I always smile when I’m asked that question because it’s such an impossible question, I’m always flummoxed by it. People ask me that in airplanes when I’m chatting with my seatmate on a long flight. There are too many films to choose from, too many incommensurate, non-comparable virtues and flaws, for me to select “all-time favorites.” For global horror, I love Tesis (Alejandro Amenábar, Spain, 1996); Let the Right One In (Tomas Alfredson, Sweden, 2008); and Dumplings (Fruit Chan, Hong Kong, 2004). For feminist and queer cinema, I love Daisies (Vera Chytilová, Czechoslovakia, 1966), The Fits (Anna Rose Holmer, US, 2015), and Shinjuku Boys (Kim Longinotto and Jano Williams, UK, 1995). For Philippine cinema, my all-time favorite is Himala [Miracle] (Ishmael Bernal, 1982), from the New Cinema period of the late seventies to early eighties. For more contemporary independent Philippine cinema, I love two films from 2013: Hannah Espia’s Transit and Keith Deligero’s Iskalawags [Scalawags]. And for candy-colored musicals with wall-to-wall sound, there can only be Jacques Demy’s Umbrellas of Cherbourg (France, 1964). So there – instead of three films, I’ve snuck in ten, and I could go on.

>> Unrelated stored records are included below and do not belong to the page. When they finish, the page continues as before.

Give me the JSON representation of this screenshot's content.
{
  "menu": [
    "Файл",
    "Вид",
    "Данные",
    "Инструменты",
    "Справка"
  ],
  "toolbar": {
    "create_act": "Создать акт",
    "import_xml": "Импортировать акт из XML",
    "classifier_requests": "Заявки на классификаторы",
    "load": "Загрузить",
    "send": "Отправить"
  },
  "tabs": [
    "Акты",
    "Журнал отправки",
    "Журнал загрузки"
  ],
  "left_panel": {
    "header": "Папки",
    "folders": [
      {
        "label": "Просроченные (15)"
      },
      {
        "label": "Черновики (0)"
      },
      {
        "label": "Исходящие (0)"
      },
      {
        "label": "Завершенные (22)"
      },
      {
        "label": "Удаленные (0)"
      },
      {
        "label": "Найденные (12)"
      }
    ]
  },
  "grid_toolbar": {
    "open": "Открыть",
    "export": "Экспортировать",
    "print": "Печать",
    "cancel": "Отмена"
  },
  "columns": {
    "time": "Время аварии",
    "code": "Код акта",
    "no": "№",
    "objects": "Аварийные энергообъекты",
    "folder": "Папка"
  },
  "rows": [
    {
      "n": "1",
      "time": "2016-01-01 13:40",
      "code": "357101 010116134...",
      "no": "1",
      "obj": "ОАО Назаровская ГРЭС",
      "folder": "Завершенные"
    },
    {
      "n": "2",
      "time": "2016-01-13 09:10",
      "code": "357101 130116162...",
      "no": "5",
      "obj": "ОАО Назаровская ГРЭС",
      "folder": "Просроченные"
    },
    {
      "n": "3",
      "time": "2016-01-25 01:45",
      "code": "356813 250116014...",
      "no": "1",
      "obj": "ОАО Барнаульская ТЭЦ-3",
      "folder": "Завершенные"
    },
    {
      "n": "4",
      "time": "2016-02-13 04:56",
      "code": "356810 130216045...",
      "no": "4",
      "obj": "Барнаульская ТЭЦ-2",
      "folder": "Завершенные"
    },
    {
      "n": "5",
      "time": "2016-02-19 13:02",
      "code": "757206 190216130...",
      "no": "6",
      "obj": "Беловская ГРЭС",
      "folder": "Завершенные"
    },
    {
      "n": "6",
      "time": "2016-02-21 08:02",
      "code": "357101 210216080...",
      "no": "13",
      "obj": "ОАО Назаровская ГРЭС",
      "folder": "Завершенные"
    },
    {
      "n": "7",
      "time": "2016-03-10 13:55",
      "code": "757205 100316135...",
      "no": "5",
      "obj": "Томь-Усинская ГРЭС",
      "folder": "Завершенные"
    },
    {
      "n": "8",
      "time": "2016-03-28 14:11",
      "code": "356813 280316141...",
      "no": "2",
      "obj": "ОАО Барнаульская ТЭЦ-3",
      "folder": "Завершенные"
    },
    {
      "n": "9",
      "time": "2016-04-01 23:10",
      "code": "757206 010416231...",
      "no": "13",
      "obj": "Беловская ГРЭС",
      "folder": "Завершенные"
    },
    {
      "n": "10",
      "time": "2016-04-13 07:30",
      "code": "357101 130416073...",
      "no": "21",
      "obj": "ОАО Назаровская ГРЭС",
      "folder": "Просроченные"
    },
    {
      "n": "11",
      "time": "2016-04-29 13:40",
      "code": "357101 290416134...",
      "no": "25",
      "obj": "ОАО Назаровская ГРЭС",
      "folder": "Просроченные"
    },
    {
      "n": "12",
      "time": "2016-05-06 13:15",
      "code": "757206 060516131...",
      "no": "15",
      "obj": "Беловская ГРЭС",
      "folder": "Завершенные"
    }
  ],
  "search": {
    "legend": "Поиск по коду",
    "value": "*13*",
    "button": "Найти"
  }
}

What films are you looking forward to seeing in the future?
The first thing that comes into mind is a film I want to see again: Ruben Östlund’s newest film Triangle of Sadness, which I watched at my very first TIFF this September. The acting is superb throughout, and I love twist films in general, but the focus on the labor of Filipino seafarers and the showstopping performance of Dolly de Leon, who plays Abigail, make me want to re-watch the film. De Leon was a contender for the Best Actress at Cannes this year, and I hope now that she’s come to the notice of A-list festivals she’ll have her pick of projects. So I’m excited to watch whatever movie she makes next, not just because she’s my friend, but because she’s the greatest Filipina actress of her generation.
Which is your favourite film festival?
My understanding of Philippine indie cinema is indebted to Cinemalaya, which sparked an upsurge of independent digital filmmaking in 2005 that I hope will prove undiminished by the pandemic. That film festival happens annually in July or August in Manila. I am also keen to support the vitality of vernacular regional cinemas outside the capital, which is the focus of Cinema Rehiyon; I’ve never been to that festival but I’d like to experience it. That festival happens outside Manila and foregrounds the archipelagic diversity of Philippine cinema.
Tell us about your courses in 2022/23.
I’m thrilled to be teaching two of the courses I’m most invested in this academic year. This Fall term, I’m teaching the graduate seminar, CIN3008HF: Queer Girls and Racial Others; in Winter, I’ll be teaching the undergraduate course, CIN451H1S - Queer Asian Cinemas. Canonical queer theory and New Queer Cinema of the 1990s was weighted towards gay white male subjectivity; in my classes, I try to dislodge this with a focus on queer of color and trans critique. The now-ubiquitous LGBTQ+ terminology has been generative in many respects, in terms of rights discourses and transnational NGO work. However, such understandings of gender and sexuality, rooted in North American frameworks, are far from universal. In my classes I try to emphasize dynamics of translation and untranslatability as the basis for dissident solidarities, always bearing in mind that all practices and identities are historically specific, situated, and embodied, and that nothing is neutral with respect to race or culture.